Figure 1: MRI acquisition parameters used to investigate the effect of large slice thickness (a) and reduced coverage (b) on susceptibility maps. Brain images were acquired with the parameters in column a) at slice thicknesses 1, 2, 4 and 6 mm, and with the parameters in column b) with through-slice FOVs of 144, 111, 78, 44 and 20 mm. All acquisitions used a 32-channel head coil.

Figure 2: Methods overview. Multi-echo brain image volumes (c) were simulated from a modified Zubal phantom (a) and acquired in a healthy volunteer (b, d). The effect of a reduced FOV (f, g) and resolution (h, i) were investigated by downsampling the images as well as acquiring low-coverage (e) and low-resolution (j) brain images. Susceptibility maps (k, l) were calculated and compared in each case.

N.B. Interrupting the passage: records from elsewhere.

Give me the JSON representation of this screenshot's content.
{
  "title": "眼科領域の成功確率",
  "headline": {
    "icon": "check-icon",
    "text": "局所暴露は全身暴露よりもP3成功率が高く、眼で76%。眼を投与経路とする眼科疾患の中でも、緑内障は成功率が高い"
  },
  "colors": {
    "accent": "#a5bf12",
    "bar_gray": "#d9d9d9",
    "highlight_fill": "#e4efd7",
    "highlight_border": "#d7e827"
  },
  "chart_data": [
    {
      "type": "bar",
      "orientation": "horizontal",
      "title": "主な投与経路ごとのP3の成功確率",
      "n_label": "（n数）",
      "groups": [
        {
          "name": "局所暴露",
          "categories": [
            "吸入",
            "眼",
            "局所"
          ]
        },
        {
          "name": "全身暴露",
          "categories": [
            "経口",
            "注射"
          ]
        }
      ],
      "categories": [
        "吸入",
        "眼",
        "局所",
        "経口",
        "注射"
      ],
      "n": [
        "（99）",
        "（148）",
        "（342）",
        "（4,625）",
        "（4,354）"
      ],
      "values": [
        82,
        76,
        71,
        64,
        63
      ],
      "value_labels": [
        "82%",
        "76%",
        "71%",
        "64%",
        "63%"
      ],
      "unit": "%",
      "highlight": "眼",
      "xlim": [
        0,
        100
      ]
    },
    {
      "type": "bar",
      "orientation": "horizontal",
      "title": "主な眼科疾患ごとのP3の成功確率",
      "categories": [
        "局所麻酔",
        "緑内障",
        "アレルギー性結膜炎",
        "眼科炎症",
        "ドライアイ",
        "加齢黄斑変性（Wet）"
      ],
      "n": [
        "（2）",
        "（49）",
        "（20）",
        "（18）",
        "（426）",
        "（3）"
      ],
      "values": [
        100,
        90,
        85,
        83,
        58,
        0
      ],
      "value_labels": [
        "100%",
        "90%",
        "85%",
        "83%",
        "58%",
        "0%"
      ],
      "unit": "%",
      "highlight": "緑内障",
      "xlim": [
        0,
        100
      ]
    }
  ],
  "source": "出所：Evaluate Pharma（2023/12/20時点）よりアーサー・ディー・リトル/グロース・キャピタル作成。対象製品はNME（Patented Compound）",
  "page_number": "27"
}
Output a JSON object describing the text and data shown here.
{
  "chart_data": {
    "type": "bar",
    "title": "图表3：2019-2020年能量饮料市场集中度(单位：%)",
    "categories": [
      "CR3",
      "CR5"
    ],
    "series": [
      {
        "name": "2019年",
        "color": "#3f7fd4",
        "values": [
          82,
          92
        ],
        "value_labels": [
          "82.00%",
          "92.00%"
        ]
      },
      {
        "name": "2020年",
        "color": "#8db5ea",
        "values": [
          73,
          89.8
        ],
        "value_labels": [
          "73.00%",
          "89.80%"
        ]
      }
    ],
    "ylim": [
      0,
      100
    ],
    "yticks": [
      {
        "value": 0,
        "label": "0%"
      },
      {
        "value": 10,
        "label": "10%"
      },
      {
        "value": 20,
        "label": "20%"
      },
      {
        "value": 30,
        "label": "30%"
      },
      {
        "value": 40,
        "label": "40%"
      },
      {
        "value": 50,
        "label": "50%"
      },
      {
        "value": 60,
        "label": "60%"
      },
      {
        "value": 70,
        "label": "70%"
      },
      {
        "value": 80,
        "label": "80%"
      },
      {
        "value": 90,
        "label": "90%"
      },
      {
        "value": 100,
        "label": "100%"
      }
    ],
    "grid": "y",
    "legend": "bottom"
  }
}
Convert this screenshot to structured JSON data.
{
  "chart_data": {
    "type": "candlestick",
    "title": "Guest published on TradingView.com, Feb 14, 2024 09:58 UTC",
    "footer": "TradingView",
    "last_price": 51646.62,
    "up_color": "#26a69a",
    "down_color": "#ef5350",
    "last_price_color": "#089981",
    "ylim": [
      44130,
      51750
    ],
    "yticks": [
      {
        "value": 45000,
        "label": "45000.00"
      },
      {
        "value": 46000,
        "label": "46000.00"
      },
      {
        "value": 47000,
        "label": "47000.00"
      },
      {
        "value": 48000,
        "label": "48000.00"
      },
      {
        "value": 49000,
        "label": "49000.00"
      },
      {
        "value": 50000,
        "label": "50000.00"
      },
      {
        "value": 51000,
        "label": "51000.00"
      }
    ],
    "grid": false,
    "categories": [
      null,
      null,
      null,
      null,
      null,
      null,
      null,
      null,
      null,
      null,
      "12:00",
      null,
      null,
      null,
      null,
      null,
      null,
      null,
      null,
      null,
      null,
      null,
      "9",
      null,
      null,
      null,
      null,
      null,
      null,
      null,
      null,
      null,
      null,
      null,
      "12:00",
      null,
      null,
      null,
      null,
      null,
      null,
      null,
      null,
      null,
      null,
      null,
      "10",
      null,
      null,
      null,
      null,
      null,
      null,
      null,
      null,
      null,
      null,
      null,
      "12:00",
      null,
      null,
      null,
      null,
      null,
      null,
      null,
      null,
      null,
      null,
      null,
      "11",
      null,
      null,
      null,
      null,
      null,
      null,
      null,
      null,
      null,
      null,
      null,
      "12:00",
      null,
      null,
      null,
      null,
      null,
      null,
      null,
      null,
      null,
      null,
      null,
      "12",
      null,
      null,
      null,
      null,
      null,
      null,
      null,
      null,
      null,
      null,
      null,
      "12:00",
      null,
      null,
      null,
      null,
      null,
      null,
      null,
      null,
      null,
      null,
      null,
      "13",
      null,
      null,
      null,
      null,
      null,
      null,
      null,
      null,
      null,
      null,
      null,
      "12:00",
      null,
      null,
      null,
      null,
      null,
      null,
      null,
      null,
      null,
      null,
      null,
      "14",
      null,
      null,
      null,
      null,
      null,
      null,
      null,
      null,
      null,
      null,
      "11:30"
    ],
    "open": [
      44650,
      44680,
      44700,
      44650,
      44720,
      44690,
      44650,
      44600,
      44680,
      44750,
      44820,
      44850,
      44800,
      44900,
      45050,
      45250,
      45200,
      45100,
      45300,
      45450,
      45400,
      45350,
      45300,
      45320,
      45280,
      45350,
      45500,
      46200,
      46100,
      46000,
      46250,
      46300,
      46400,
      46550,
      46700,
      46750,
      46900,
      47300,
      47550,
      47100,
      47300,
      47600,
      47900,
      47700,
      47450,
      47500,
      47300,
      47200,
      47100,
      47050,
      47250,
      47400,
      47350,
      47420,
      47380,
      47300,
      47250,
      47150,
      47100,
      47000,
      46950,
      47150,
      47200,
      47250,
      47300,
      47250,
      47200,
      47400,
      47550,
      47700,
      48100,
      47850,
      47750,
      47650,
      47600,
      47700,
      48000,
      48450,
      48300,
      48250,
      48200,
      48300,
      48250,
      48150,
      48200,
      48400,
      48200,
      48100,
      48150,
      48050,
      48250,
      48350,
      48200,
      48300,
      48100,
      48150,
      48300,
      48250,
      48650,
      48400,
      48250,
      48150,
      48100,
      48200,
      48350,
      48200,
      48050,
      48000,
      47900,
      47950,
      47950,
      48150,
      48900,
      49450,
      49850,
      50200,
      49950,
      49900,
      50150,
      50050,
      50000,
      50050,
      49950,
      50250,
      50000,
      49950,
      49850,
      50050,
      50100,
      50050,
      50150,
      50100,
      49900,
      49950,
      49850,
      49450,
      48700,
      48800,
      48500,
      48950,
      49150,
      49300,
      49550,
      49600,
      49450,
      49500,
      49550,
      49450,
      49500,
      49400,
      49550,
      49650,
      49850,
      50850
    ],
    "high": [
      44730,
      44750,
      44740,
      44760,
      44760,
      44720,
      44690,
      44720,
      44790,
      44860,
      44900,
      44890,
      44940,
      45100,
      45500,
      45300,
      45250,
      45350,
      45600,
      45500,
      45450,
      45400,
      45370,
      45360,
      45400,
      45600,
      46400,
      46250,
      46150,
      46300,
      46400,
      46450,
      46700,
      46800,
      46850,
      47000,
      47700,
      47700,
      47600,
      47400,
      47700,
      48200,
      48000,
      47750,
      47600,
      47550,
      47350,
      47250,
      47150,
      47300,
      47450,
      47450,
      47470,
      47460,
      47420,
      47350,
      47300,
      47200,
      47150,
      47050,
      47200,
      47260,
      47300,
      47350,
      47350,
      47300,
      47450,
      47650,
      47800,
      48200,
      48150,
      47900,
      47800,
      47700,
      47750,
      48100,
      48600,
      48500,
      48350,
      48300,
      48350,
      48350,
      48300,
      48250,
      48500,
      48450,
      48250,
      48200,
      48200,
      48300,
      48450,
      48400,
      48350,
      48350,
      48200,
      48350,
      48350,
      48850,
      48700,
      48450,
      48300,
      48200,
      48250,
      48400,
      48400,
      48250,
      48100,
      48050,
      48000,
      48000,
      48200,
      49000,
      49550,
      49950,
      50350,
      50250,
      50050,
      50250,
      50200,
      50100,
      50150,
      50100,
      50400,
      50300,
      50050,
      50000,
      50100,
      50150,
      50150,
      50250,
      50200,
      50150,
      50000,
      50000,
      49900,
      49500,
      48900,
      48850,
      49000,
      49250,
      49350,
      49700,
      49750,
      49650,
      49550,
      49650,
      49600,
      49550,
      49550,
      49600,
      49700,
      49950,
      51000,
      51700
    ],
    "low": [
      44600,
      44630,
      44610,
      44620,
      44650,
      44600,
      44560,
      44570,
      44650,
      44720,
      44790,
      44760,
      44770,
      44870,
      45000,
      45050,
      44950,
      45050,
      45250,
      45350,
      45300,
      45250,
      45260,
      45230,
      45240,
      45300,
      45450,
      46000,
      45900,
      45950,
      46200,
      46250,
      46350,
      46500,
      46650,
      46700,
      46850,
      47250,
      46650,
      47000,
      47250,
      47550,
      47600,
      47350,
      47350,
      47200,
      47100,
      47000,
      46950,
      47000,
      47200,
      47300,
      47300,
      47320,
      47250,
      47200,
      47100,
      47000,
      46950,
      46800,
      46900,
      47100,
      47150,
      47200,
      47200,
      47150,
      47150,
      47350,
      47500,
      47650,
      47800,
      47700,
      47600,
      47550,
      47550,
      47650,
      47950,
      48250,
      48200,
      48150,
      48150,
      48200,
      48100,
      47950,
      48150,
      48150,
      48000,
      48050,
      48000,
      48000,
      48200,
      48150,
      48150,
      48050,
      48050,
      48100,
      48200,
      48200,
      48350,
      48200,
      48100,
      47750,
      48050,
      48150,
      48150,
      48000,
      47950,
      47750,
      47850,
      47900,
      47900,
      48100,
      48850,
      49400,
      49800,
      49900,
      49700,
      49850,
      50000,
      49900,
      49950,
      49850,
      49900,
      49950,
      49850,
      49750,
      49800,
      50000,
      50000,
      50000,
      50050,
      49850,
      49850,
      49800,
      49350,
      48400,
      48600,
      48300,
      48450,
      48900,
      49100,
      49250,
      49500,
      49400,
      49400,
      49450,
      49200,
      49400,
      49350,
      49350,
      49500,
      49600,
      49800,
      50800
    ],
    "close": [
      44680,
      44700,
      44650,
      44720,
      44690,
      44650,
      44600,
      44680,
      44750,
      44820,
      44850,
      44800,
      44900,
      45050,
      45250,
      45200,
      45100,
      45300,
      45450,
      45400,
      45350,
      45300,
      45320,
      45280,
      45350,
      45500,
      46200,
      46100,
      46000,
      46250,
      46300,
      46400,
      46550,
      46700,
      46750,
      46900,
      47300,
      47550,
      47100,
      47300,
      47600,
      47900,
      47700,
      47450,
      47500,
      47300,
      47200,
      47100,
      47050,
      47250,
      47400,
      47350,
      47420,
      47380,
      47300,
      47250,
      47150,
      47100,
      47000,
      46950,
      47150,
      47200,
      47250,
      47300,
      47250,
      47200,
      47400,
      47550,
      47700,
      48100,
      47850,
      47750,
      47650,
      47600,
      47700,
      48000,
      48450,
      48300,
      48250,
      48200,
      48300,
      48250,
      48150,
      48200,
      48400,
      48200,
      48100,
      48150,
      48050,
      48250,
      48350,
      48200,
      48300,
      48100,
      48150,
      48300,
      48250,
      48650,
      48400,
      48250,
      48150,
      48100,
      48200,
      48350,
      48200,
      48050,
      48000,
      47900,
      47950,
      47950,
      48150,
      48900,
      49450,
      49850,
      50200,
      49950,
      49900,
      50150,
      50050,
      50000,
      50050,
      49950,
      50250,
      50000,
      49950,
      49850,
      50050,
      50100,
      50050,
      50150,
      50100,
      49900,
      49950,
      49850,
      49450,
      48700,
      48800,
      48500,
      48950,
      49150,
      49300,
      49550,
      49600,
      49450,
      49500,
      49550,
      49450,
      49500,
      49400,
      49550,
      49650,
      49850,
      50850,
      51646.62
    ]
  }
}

Figure 3: Mean susceptibility in five ROIs as a function of slice thickness averaged across four volunteers (a, x – acquisitions, o – simulations) and in the numerical phantom (b, horizontal lines indicate the corresponding ground truth susceptibility values). Axial slices of susceptibility maps calculated from images acquired at different slice thicknesses are also shown in a representative volunteer (c) and the phantom (d).

Figure 4: Mean susceptibility in five ROIs as a function of coverage averaged across four volunteers (a, x – acquisitions, o – simulations) and in the numerical phantom (b, horizontal lines indicate the corresponding ground truth susceptibility values except that of white matter where $$$\chi$$$ = -0.05 ppm). Axial slices of susceptibility maps calculated from images acquired at different FOVs are also shown in a representative volunteer (c) and the phantom (d).